L’economia sociale dello scarto, come detto, si riferisce a una dinamica economica e sociale in cui determinate categorie di persone vengono “scartate” perché considerate non produttive o non utili al sistema. Questo processo avviene quando le logiche economiche si concentrano esclusivamente sull’efficienza e sul profitto, ignorando il valore umano, la dignità e il benessere collettivo.

UN NUOVO ANTIDOTO CONTRO LA REALTÀ

La riflessione che desidero condividere con voi, egregi lettori, è relativa all’esclusione delle persone vulnerabili: i poveri, gli anziani, i migranti o i disabili. Persone che hanno spesso tantissime difficoltà a trovare spazio in un sistema economico che valorizza solo la produttività e il profitto. Parlando in questi giorni con l’amico Nico Acampora, il sognatore che ha cambiato la realtà, realizzando pizzerie gestite al 100% da ragazzi autistici, mi diceva, con molta amarezza, che solo in Lombardia le aziende hanno pagato oltre 80 milioni di euro in multe, piuttosto che assumere lavoratrici e lavoratori appartenenti alle categorie protette. Non solo, i 7.200 lavoratori assunti (su 23.108 posti di lavoro disponibili in categorie protette) sono quasi tutte persone con disabilità fisica e solo qualche centinaio quelli con disabilità cognitiva. Che tristezza… Che Vergogna!

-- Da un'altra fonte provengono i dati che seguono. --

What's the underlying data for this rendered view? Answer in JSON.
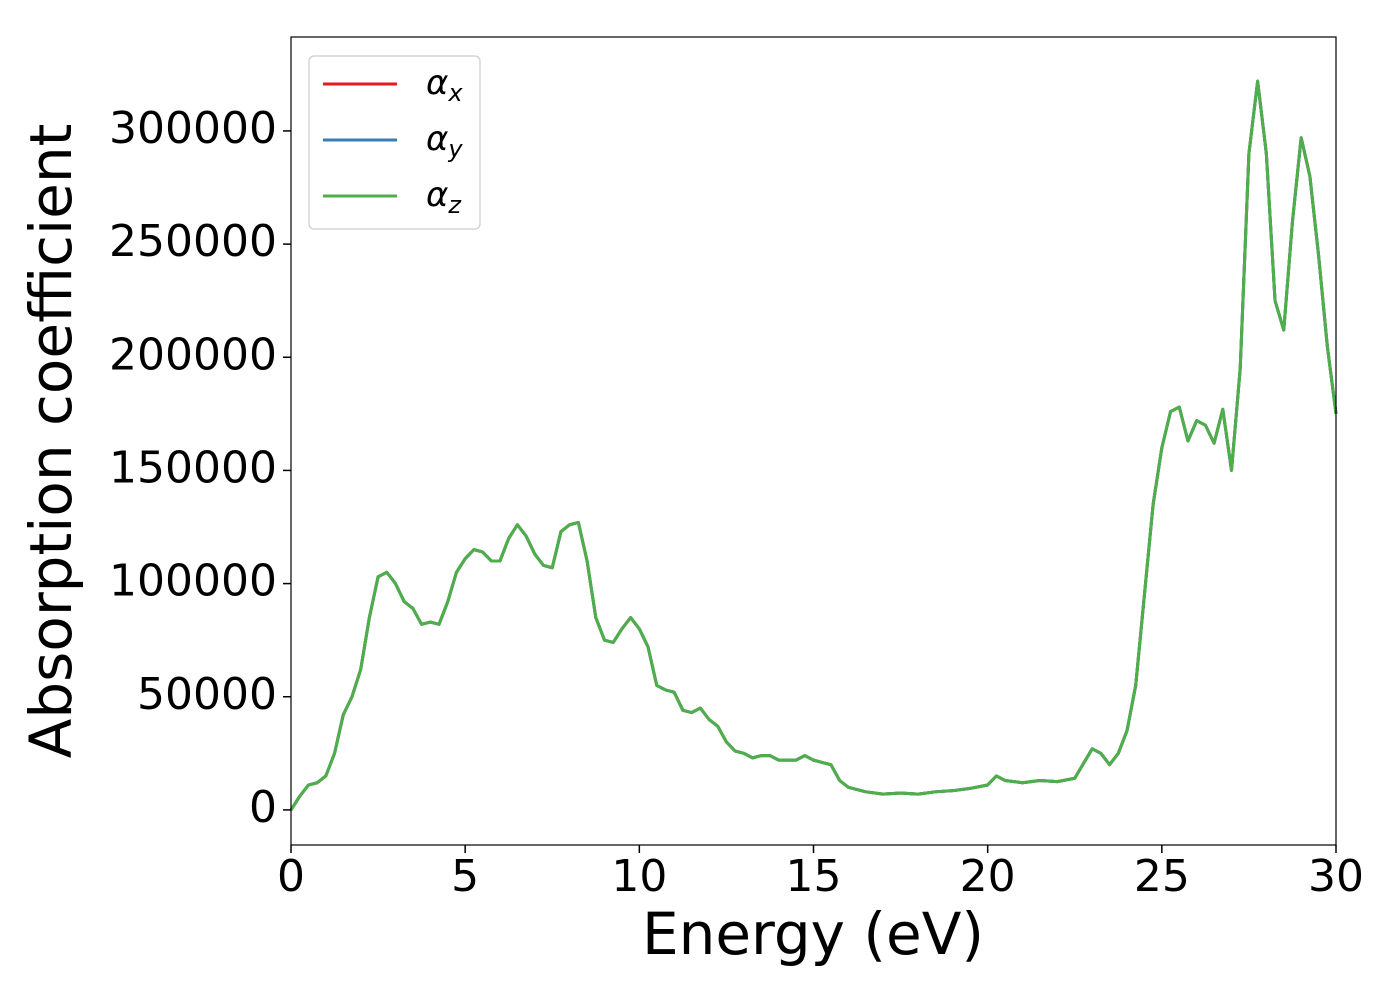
{
  "chart_data": {
    "type": "line",
    "xlabel": "Energy (eV)",
    "ylabel": "Absorption coefficient",
    "x": [
      0,
      0.25,
      0.5,
      0.75,
      1.0,
      1.25,
      1.5,
      1.75,
      2.0,
      2.25,
      2.5,
      2.75,
      3.0,
      3.25,
      3.5,
      3.75,
      4.0,
      4.25,
      4.5,
      4.75,
      5.0,
      5.25,
      5.5,
      5.75,
      6.0,
      6.25,
      6.5,
      6.75,
      7.0,
      7.25,
      7.5,
      7.75,
      8.0,
      8.25,
      8.5,
      8.75,
      9.0,
      9.25,
      9.5,
      9.75,
      10.0,
      10.25,
      10.5,
      10.75,
      11.0,
      11.25,
      11.5,
      11.75,
      12.0,
      12.25,
      12.5,
      12.75,
      13.0,
      13.25,
      13.5,
      13.75,
      14.0,
      14.25,
      14.5,
      14.75,
      15.0,
      15.25,
      15.5,
      15.75,
      16.0,
      16.5,
      17.0,
      17.5,
      18.0,
      18.5,
      19.0,
      19.5,
      20.0,
      20.25,
      20.5,
      21.0,
      21.5,
      22.0,
      22.5,
      23.0,
      23.25,
      23.5,
      23.75,
      24.0,
      24.25,
      24.5,
      24.75,
      25.0,
      25.25,
      25.5,
      25.75,
      26.0,
      26.25,
      26.5,
      26.75,
      27.0,
      27.25,
      27.5,
      27.75,
      28.0,
      28.25,
      28.5,
      28.75,
      29.0,
      29.25,
      29.5,
      29.75,
      30.0
    ],
    "series": [
      {
        "name": "αx",
        "color": "#e41a1c",
        "values": [
          0,
          6000,
          11000,
          12000,
          15000,
          25000,
          42000,
          50000,
          62000,
          85000,
          103000,
          105000,
          100000,
          92000,
          89000,
          82000,
          83000,
          82000,
          92000,
          105000,
          111000,
          115000,
          114000,
          110000,
          110000,
          120000,
          126000,
          121000,
          113000,
          108000,
          107000,
          123000,
          126000,
          127000,
          110000,
          85000,
          75000,
          74000,
          80000,
          85000,
          80000,
          72000,
          55000,
          53000,
          52000,
          44000,
          43000,
          45000,
          40000,
          37000,
          30000,
          26000,
          25000,
          23000,
          24000,
          24000,
          22000,
          22000,
          22000,
          24000,
          22000,
          21000,
          20000,
          13000,
          10000,
          8000,
          7000,
          7500,
          7000,
          8000,
          8500,
          9500,
          11000,
          15000,
          13000,
          12000,
          13000,
          12500,
          14000,
          27000,
          25000,
          20000,
          25000,
          35000,
          55000,
          95000,
          135000,
          160000,
          176000,
          178000,
          163000,
          172000,
          170000,
          162000,
          177000,
          150000,
          195000,
          290000,
          322000,
          290000,
          225000,
          212000,
          260000,
          297000,
          280000,
          245000,
          205000,
          175000
        ]
      },
      {
        "name": "αy",
        "color": "#377eb8",
        "values": [
          0,
          6000,
          11000,
          12000,
          15000,
          25000,
          42000,
          50000,
          62000,
          85000,
          103000,
          105000,
          100000,
          92000,
          89000,
          82000,
          83000,
          82000,
          92000,
          105000,
          111000,
          115000,
          114000,
          110000,
          110000,
          120000,
          126000,
          121000,
          113000,
          108000,
          107000,
          123000,
          126000,
          127000,
          110000,
          85000,
          75000,
          74000,
          80000,
          85000,
          80000,
          72000,
          55000,
          53000,
          52000,
          44000,
          43000,
          45000,
          40000,
          37000,
          30000,
          26000,
          25000,
          23000,
          24000,
          24000,
          22000,
          22000,
          22000,
          24000,
          22000,
          21000,
          20000,
          13000,
          10000,
          8000,
          7000,
          7500,
          7000,
          8000,
          8500,
          9500,
          11000,
          15000,
          13000,
          12000,
          13000,
          12500,
          14000,
          27000,
          25000,
          20000,
          25000,
          35000,
          55000,
          95000,
          135000,
          160000,
          176000,
          178000,
          163000,
          172000,
          170000,
          162000,
          177000,
          150000,
          195000,
          290000,
          322000,
          290000,
          225000,
          212000,
          260000,
          297000,
          280000,
          245000,
          205000,
          175000
        ]
      },
      {
        "name": "αz",
        "color": "#4daf4a",
        "values": [
          0,
          6000,
          11000,
          12000,
          15000,
          25000,
          42000,
          50000,
          62000,
          85000,
          103000,
          105000,
          100000,
          92000,
          89000,
          82000,
          83000,
          82000,
          92000,
          105000,
          111000,
          115000,
          114000,
          110000,
          110000,
          120000,
          126000,
          121000,
          113000,
          108000,
          107000,
          123000,
          126000,
          127000,
          110000,
          85000,
          75000,
          74000,
          80000,
          85000,
          80000,
          72000,
          55000,
          53000,
          52000,
          44000,
          43000,
          45000,
          40000,
          37000,
          30000,
          26000,
          25000,
          23000,
          24000,
          24000,
          22000,
          22000,
          22000,
          24000,
          22000,
          21000,
          20000,
          13000,
          10000,
          8000,
          7000,
          7500,
          7000,
          8000,
          8500,
          9500,
          11000,
          15000,
          13000,
          12000,
          13000,
          12500,
          14000,
          27000,
          25000,
          20000,
          25000,
          35000,
          55000,
          95000,
          135000,
          160000,
          176000,
          178000,
          163000,
          172000,
          170000,
          162000,
          177000,
          150000,
          195000,
          290000,
          322000,
          290000,
          225000,
          212000,
          260000,
          297000,
          280000,
          245000,
          205000,
          175000
        ]
      }
    ],
    "xlim": [
      0,
      30
    ],
    "xticks": [
      0,
      5,
      10,
      15,
      20,
      25,
      30
    ],
    "ylim": [
      -15500,
      341500
    ],
    "yticks": [
      0,
      50000,
      100000,
      150000,
      200000,
      250000,
      300000
    ],
    "legend": "upper left",
    "grid": false
  }
}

A livello generale, gli impatti di questo modello economico sono sia individuali che collettivi, e si manifestano in diversi ambiti: a partire da una polarizzazione economica con maggiore povertà e sfruttamento, quindi una crescita dell’esclusione sociale e della precarietà lavorativa. Sicuramente non vi è una facile soluzione o una bacchetta magica per contrastare l’economia sociale dello scarto. Culturalmente, occorrerebbe adottare un modello economico più inclusivo e sostenibile, che ponga al centro il valore della persona umana e del benessere collettivo.

VERSO UN NUOVO PARADIGMA

Senza cadere nel populismo o nella demagogia, occorrerebbero politiche economiche di inclusione, implementando azioni che mirino a ridurre la disuguaglianza, migliorare l’accesso al lavoro dignitoso e rafforzare le reti di protezione sociale. È essenziale garantire, come peraltro dice la nostra Costituzione, che tutti abbiano le stesse opportunità di partecipare alla vita economica e sociale. Per far ciò, occorre partire dall’educazione e da una nuova consapevolezza. L’economia sociale dello scarto rappresenta infatti una delle sfide più critiche del nostro tempo poiché mette in evidenza i limiti di un sistema economico che esclude le persone vulnerabili e degrada oltremodo l’ambiente. 

Tuttavia, c’è una crescente consapevolezza della necessità di un cambiamento. Le alternative all’economia dello scarto, come l’economia circolare e l’economia solidale, offrono modelli in cui l’inclusione, la sostenibilità e la giustizia sociale possono diventare il fondamento di un nuovo ordine economico.